In [4]:
import numpy as np
import tensorflow as tf
from tensorflow.keras.models import Sequential
from tensorflow.keras.layers import LSTM, Embedding, Dense
from tensorflow.keras.preprocessing.text import Tokenizer
from tensorflow.keras.preprocessing.sequence import pad_sequences
import re


In [32]:
import random

# Load the text file
file_path = "shakespeare.txt"  # Change this to your file name

# Read all lines
with open(file_path, "r", encoding="utf-8") as f:
    lines = f.readlines()

# Shuffle the lines (optional, for randomness)
random.shuffle(lines)

# Calculate the split index
split_index = int(0.60 * len(lines))  # 80% training, 20% testing

# Split the data
train_lines = lines[:split_index]
test_lines = lines[split_index:]

# Save to new files
with open("train.txt", "w", encoding="utf-8") as f:
    f.writelines(train_lines)

with open("test.txt", "w", encoding="utf-8") as f:
    f.writelines(test_lines)

print(f"Split complete! Training set: {len(train_lines)} lines, Test set: {len(test_lines)} lines.")

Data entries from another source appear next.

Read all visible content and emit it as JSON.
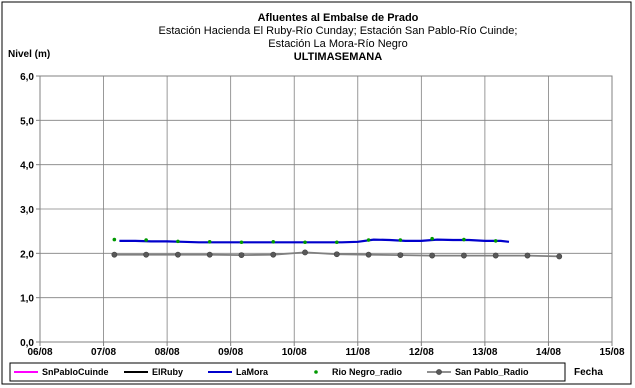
{
  "chart_data": {
    "type": "line",
    "title_lines": [
      "Afluentes al Embalse de Prado",
      "Estación Hacienda El Ruby-Río Cunday; Estación San Pablo-Río Cuinde;",
      "Estación La Mora-Río Negro",
      "ULTIMASEMANA"
    ],
    "ylabel": "Nivel (m)",
    "xlabel": "Fecha",
    "ylim": [
      0,
      6
    ],
    "y_ticks": [
      "0,0",
      "1,0",
      "2,0",
      "3,0",
      "4,0",
      "5,0",
      "6,0"
    ],
    "x_ticks": [
      "06/08",
      "07/08",
      "08/08",
      "09/08",
      "10/08",
      "11/08",
      "12/08",
      "13/08",
      "14/08",
      "15/08"
    ],
    "xlim": [
      0,
      9
    ],
    "grid": true,
    "legend_position": "bottom",
    "series": [
      {
        "name": "SnPabloCuinde",
        "color": "#ff00ff",
        "style": "line",
        "x": [],
        "y": []
      },
      {
        "name": "ElRuby",
        "color": "#000000",
        "style": "line",
        "x": [],
        "y": []
      },
      {
        "name": "LaMora",
        "color": "#0000cc",
        "style": "line",
        "x": [
          1.25,
          1.5,
          1.75,
          2.0,
          2.25,
          2.5,
          2.75,
          3.0,
          3.25,
          3.5,
          3.75,
          4.0,
          4.25,
          4.5,
          4.75,
          5.0,
          5.25,
          5.5,
          5.75,
          6.0,
          6.25,
          6.5,
          6.75,
          7.0,
          7.25,
          7.38
        ],
        "y": [
          2.28,
          2.28,
          2.27,
          2.27,
          2.26,
          2.25,
          2.25,
          2.25,
          2.25,
          2.25,
          2.25,
          2.25,
          2.25,
          2.25,
          2.25,
          2.26,
          2.31,
          2.3,
          2.28,
          2.28,
          2.31,
          2.3,
          2.3,
          2.28,
          2.28,
          2.26
        ]
      },
      {
        "name": "Rio Negro_radio",
        "color": "#009900",
        "style": "markers",
        "x": [
          1.17,
          1.67,
          2.17,
          2.67,
          3.17,
          3.67,
          4.17,
          4.67,
          5.17,
          5.67,
          6.17,
          6.67,
          7.17
        ],
        "y": [
          2.31,
          2.3,
          2.27,
          2.26,
          2.25,
          2.26,
          2.25,
          2.25,
          2.3,
          2.3,
          2.33,
          2.31,
          2.28
        ]
      },
      {
        "name": "San Pablo_Radio",
        "color": "#808080",
        "marker_color": "#595959",
        "style": "line-markers",
        "x": [
          1.17,
          1.67,
          2.17,
          2.67,
          3.17,
          3.67,
          4.17,
          4.67,
          5.17,
          5.67,
          6.17,
          6.67,
          7.17,
          7.67,
          8.17
        ],
        "y": [
          1.97,
          1.97,
          1.97,
          1.97,
          1.96,
          1.97,
          2.02,
          1.98,
          1.97,
          1.96,
          1.95,
          1.95,
          1.95,
          1.95,
          1.93
        ]
      }
    ]
  }
}
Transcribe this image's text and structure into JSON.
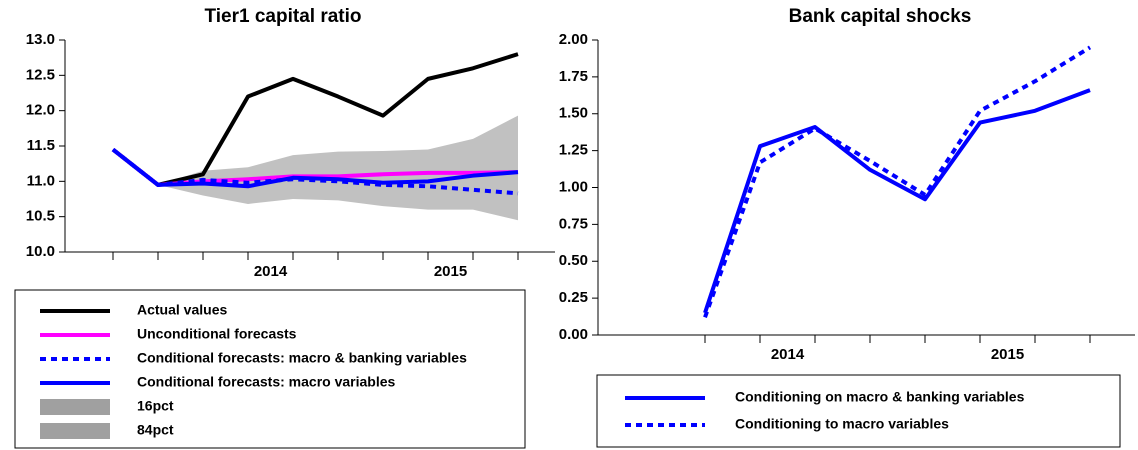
{
  "chart_data": [
    {
      "type": "line",
      "title": "Tier1 capital ratio",
      "categories": [
        null,
        null,
        null,
        null,
        null,
        null,
        null,
        null,
        null,
        null
      ],
      "x_groups": [
        {
          "label": "2014",
          "first": 2,
          "last": 5
        },
        {
          "label": "2015",
          "first": 6,
          "last": 9
        }
      ],
      "ylim": [
        10,
        13
      ],
      "yticks": [
        {
          "value": 10,
          "label": "10.0"
        },
        10.5,
        {
          "value": 11,
          "label": "11.0"
        },
        11.5,
        {
          "value": 12,
          "label": "12.0"
        },
        12.5,
        {
          "value": 13,
          "label": "13.0"
        }
      ],
      "legend": "below",
      "series": [
        {
          "name": "Actual values",
          "color": "#000000",
          "style": "solid",
          "values": [
            11.45,
            10.95,
            11.1,
            12.2,
            12.45,
            12.2,
            11.93,
            12.45,
            12.6,
            12.8
          ]
        },
        {
          "name": "Unconditional forecasts",
          "color": "#ff00ff",
          "style": "solid",
          "values": [
            11.45,
            10.95,
            11.0,
            11.03,
            11.07,
            11.07,
            11.1,
            11.12,
            11.12,
            11.13
          ]
        },
        {
          "name": "Conditional forecasts: macro & banking variables",
          "color": "#0000ff",
          "style": "dotted",
          "values": [
            11.45,
            10.95,
            11.02,
            10.98,
            11.03,
            11.0,
            10.95,
            10.93,
            10.88,
            10.83
          ]
        },
        {
          "name": "Conditional forecasts: macro variables",
          "color": "#0000ff",
          "style": "solid",
          "values": [
            11.45,
            10.95,
            10.97,
            10.93,
            11.05,
            11.03,
            10.98,
            11.0,
            11.08,
            11.13
          ]
        },
        {
          "name": "16pct",
          "color": "#a0a0a0",
          "style": "band-lower",
          "values": [
            null,
            10.95,
            10.8,
            10.68,
            10.75,
            10.73,
            10.65,
            10.6,
            10.6,
            10.45
          ]
        },
        {
          "name": "84pct",
          "color": "#a0a0a0",
          "style": "band-upper",
          "values": [
            null,
            10.95,
            11.15,
            11.2,
            11.37,
            11.42,
            11.43,
            11.45,
            11.6,
            11.93
          ]
        }
      ]
    },
    {
      "type": "line",
      "title": "Bank capital shocks",
      "categories": [
        null,
        null,
        null,
        null,
        null,
        null,
        null,
        null
      ],
      "x_groups": [
        {
          "label": "2014",
          "first": 0,
          "last": 3
        },
        {
          "label": "2015",
          "first": 4,
          "last": 7
        }
      ],
      "ylim": [
        0,
        2
      ],
      "yticks": [
        {
          "value": 0,
          "label": "0.00"
        },
        0.25,
        {
          "value": 0.5,
          "label": "0.50"
        },
        0.75,
        {
          "value": 1,
          "label": "1.00"
        },
        1.25,
        {
          "value": 1.5,
          "label": "1.50"
        },
        1.75,
        {
          "value": 2,
          "label": "2.00"
        }
      ],
      "legend": "below",
      "series": [
        {
          "name": "Conditioning on macro & banking variables",
          "color": "#0000ff",
          "style": "solid",
          "values": [
            0.15,
            1.28,
            1.41,
            1.12,
            0.92,
            1.44,
            1.52,
            1.66
          ]
        },
        {
          "name": "Conditioning to macro variables",
          "color": "#0000ff",
          "style": "dotted",
          "values": [
            0.12,
            1.17,
            1.4,
            1.18,
            0.95,
            1.52,
            1.72,
            1.95
          ]
        }
      ]
    }
  ]
}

Split complete! Training set: 74673 lines, Test set: 49783 lines.


In [33]:
# Load the Shakespeare dataset
file_path = "test.txt"  # Ensure the file is in the correct directory
with open(file_path, "r", encoding="utf-8") as f:
    shakespeare_text = f.read()

# Preprocess dataset (cleaning)
shakespeare_lines = shakespeare_text.split("\n")
shakespeare_lines = [line.strip() for line in shakespeare_lines if len(line) > 10]  # Remove short lines


In [34]:
# Tokenization
tokenizer = Tokenizer()
tokenizer.fit_on_texts(shakespeare_lines)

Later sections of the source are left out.